Schwäbische Zeitung (Bad Waldsee / Aulendorf)
Aulendorfs Kirchen gehen neue Wege
Reales Kerzenlicht, ein virtueller Adventskalender und eine Abenteuergeschichte per Mail
AULENDORF - Derzeit verläuft das Leben in ungewohnten Bahnen, Kontaktbeschränkungen und Verbote bestimmen den Alltag in der Corona-Krise. Für viele Menschen wird dies in der Adventszeit besonders schmerzlich werden: vertraute Rituale und Bräuche fallen weg, Weihnachtsmärkte sind abgesagt und auch dem Nikolaus bleiben die Türen verschlossen. Claudia Buchmüller hat mit Daniela Mangold, Pastoralreferentin der Kirchengemeinde St. Martin, über die Vorweihnachtszeit gesprochen.

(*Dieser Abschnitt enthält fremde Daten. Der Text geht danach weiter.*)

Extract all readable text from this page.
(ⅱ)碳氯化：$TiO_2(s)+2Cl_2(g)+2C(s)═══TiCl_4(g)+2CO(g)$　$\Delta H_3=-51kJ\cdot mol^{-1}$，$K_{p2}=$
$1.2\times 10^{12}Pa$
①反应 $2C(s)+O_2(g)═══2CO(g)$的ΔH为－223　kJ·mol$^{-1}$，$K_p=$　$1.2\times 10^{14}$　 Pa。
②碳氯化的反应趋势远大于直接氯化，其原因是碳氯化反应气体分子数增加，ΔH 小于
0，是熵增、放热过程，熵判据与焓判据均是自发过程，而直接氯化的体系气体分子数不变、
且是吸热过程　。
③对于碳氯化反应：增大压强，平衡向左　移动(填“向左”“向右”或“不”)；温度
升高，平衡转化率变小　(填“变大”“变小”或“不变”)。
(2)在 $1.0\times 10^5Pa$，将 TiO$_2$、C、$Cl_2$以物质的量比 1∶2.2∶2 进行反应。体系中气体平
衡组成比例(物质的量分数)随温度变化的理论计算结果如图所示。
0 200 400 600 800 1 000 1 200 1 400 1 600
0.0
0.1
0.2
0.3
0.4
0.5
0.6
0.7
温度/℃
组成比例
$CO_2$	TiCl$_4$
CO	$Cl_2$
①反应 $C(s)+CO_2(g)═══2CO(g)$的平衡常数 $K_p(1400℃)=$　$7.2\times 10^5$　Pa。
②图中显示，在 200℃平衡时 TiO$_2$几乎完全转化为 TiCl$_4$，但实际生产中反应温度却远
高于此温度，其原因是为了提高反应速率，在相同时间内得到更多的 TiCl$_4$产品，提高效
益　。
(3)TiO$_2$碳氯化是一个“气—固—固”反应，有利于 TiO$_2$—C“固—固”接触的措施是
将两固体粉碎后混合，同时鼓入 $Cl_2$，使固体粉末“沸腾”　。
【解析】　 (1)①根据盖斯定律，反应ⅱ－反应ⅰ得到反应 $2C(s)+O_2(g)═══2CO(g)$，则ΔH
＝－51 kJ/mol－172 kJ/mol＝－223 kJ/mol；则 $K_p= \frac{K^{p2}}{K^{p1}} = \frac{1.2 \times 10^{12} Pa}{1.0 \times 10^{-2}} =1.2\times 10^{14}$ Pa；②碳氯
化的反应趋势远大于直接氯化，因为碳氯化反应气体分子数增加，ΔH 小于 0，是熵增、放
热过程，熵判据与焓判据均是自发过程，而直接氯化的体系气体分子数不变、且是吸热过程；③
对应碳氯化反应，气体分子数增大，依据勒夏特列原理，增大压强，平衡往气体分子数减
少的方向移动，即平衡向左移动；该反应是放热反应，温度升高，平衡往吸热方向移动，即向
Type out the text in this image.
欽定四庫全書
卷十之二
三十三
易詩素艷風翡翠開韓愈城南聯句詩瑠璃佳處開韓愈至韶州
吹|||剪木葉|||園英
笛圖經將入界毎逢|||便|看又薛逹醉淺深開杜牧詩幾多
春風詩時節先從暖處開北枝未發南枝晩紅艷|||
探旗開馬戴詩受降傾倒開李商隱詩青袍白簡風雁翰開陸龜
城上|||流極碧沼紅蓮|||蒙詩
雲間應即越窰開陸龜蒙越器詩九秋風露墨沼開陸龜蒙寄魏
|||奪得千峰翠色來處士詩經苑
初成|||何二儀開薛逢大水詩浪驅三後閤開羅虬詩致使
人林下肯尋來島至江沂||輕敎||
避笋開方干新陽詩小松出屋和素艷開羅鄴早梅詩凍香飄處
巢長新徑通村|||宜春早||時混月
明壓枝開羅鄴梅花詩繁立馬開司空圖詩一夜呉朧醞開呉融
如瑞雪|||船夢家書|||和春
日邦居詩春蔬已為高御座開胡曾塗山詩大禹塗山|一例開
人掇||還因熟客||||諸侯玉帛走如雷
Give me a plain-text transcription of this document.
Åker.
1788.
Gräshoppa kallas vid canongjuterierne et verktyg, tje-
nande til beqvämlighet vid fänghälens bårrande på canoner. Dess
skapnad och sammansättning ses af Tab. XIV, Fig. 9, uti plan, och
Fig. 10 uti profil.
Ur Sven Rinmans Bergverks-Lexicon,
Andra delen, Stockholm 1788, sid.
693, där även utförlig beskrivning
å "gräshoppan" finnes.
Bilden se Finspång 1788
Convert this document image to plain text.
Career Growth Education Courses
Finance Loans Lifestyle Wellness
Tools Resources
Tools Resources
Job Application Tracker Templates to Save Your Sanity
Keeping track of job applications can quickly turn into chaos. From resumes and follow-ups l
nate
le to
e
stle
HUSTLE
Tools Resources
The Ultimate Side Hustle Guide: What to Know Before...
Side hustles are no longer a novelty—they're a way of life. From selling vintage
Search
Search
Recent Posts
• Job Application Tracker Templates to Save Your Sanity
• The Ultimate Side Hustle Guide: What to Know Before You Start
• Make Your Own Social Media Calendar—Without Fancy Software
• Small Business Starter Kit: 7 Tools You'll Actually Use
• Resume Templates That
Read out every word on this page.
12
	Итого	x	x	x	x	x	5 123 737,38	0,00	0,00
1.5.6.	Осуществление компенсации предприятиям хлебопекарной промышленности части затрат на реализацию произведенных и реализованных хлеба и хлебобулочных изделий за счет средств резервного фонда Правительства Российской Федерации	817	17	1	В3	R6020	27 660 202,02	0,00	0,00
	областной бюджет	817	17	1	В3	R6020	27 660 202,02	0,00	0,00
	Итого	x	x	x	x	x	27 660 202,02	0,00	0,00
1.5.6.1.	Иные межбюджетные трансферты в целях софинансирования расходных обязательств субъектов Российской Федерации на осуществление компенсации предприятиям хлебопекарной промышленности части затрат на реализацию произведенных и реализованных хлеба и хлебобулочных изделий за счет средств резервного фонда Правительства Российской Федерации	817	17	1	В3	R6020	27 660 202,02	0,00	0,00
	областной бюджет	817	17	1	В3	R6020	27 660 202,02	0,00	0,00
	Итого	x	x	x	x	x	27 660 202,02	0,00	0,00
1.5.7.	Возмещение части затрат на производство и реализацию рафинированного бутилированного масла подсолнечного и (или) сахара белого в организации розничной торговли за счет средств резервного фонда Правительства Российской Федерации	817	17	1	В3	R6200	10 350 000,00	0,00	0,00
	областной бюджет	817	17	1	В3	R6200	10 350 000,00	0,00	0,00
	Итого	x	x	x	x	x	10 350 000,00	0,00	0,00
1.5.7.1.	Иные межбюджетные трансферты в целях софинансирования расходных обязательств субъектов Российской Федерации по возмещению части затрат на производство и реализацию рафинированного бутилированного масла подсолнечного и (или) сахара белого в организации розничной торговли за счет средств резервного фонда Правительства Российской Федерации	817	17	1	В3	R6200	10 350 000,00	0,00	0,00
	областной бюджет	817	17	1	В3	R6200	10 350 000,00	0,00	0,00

Frau Mangold, kann Advent unter diesen Voraussetzungen überhaupt gelingen?
Advent vom lateinischen „adventus domini = Ankunft des Herrn“bezeichnet die Zeit, in der die Christen sich auf Jesu Geburt vorbereiten. Dies fällt bei uns in die dunkle Jahreszeit. Bei der diesjährigen Vorbereitung fiel mir auf, dass diese Dunkelheit und Schwere in alten Adventsliedern vielfach besungen wird. Mir war bisher gar nicht bewusst, wie massiv diese Schwere die Menschen in früheren Zeiten bedrückt hat und wie tröstlich deshalb die Hoffnung auf das Kommen Jesu als Licht der Welt zu allen Zeiten war und ist. Vielleicht liegt in all den derzeitigen Beschränkungen auch die Chance, diesen Advent bewusster, intensiver, anders wahrzunehmen. Das Pastoralteam hatte deshalb die Idee, die Menschen in der Vorweihnachtszeit zu ermutigen, während des abendlichen Glockenläutens um 19 Uhr eine Kerze ins Fenster zu stellen. Mit dieser bewussten Unterbrechung des Tages wollen wir uns gegenseitig zeigen, dass Jesus damals in keine heile Welt gekommen ist und auch unser jetziges Leben wieder hell machen wird. Darauf bereiten wir uns gemeinsam vor und sind auf diese Weise miteinander verbunden.
Gibt es noch weitere Aktionen?
Wir haben uns speziell für Familien mit Kindern im Kindergarten- und Grundschulalter etwas ausgedacht und verschicken täglich eine fortlaufende Abenteuergeschichte. Darin machen sich die Kinder der Heiligen-Drei-Könige heimlich auf den Weg, ihren Vätern zu folgen. Um heraus zu finden, ob es ihnen gelingt, die Heilige Familie zu treffen, genügt eine kurze Mail an pastoralreferentin@stmartin-aulendorf.de. Dann kommt die Fortsetzung der spannenden Geschichte ins Haus und kann von den Eltern oder älteren Geschwistern vorgelesen werden. Des Weiteren wird es am 7. Dezember um 10 Uhr in St. Martin eine Adventsandacht für Senioren geben.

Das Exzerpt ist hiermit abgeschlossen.